Ces recommandations parues en 2015 ont été remises à jour durant la première période de confinement [4]. Les informations scientifiques concernant le virus responsable de la pandémie étaient alors pratiquement inexistantes. Toutefois, la rigueur du travail effectué par le comité d’expert et le travail remarquable de recueil bibliographique, d’analyse des données et de synthèse de Françoise Saint Pierre, puis la diffusion et l’acceptation de ces recommandations par les cliniciens, ont contribué grandement au contrôle de la pandémie dans nos cabinets, à la préservation de la santé de notre personnel, de nos patients et de la nôtre. Cette expérience est une parfaite illustration de la puissance pratique d’un processus d’analyse rigoureux des études scientifiques et du bien-fondé d’une médecine fondée sur les preuves ainsi que de sa nécessaire application en orthodontie.

Bibliographie

1. Hirschhaut M, Flores-Mir C. Orthodontic learning curve: a journey we all make. Am J Orthod Dentofacial Orthop. 2021;159(4):413-4.

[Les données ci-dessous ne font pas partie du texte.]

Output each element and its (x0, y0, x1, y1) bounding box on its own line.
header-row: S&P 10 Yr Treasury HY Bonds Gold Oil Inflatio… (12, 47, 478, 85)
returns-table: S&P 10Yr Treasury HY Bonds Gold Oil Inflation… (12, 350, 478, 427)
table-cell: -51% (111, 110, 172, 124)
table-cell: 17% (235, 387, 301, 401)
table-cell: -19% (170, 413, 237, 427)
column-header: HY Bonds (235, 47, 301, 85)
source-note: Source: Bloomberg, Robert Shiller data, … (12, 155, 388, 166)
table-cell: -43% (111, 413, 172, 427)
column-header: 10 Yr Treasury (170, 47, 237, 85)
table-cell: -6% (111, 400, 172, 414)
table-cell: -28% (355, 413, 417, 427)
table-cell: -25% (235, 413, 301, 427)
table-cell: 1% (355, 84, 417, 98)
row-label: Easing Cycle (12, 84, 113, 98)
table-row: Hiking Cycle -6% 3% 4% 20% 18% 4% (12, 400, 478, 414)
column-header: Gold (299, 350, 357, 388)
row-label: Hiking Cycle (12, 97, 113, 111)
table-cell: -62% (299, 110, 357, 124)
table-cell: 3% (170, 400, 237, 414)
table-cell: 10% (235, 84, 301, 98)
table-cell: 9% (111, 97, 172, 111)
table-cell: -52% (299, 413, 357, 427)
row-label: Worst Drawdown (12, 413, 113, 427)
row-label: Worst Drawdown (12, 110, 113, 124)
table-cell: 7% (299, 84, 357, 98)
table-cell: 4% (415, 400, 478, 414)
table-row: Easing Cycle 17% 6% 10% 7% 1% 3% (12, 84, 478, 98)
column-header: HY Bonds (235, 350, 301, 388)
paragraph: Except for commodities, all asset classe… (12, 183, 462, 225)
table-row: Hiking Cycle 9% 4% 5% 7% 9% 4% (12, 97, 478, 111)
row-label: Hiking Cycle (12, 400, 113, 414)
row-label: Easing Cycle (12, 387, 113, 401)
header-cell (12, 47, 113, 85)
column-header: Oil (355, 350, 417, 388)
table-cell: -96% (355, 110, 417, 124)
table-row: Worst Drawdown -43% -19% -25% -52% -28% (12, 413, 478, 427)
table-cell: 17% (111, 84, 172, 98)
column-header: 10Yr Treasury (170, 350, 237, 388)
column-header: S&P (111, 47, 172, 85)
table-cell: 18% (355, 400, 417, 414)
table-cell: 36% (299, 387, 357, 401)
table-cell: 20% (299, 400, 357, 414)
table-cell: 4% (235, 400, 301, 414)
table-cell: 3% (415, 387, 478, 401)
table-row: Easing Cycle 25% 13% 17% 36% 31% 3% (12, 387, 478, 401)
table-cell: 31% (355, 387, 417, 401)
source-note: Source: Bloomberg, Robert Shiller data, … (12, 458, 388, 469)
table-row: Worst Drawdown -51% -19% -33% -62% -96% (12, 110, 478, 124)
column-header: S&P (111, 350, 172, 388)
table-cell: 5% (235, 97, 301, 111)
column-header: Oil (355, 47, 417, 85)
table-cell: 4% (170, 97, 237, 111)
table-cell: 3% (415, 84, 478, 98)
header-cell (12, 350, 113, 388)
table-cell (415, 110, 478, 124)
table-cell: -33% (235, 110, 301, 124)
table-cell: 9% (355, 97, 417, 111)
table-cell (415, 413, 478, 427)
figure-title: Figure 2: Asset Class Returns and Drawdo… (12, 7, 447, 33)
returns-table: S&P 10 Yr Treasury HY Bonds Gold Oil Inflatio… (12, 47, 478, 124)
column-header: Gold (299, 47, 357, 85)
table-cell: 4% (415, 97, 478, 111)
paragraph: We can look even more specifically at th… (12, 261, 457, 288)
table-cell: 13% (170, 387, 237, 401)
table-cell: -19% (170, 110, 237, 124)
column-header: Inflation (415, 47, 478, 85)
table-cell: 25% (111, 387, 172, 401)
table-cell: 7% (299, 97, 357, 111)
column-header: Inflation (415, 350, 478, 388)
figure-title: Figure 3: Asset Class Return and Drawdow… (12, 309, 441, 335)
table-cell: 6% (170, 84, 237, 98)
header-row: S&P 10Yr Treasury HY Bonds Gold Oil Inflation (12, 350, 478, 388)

2. Djulbegovic B, Guyatt GH. Progress in evidence-based medicine: a quarter century on. Lancet. 2017;
390(10092):415-23.
3. Haut Conseil de la Santé Publique. Méthodologie de gradation des recommandations en pratique vaccinale fondée sur le niveau des preuves scientifiques. Rapport, janvier 2016. www.hcsp.fr/Explore.cgi/Telecharger?NomFichier=hcspr20160112_gradationrecovaccbasnivpreuvscie.pdf.
4. FFO, SFODF, SMODMF. Maîtrise du risque infectieux dans le cadre de la réalisation des actes d’orthodontie. Actualisation avril 2020. www.sfodf.org/avada_portfolio/maitrise-du-risque-infectieux-dans-le-cadre-de-la-realisation-des-actes-dorthodontie-avril20.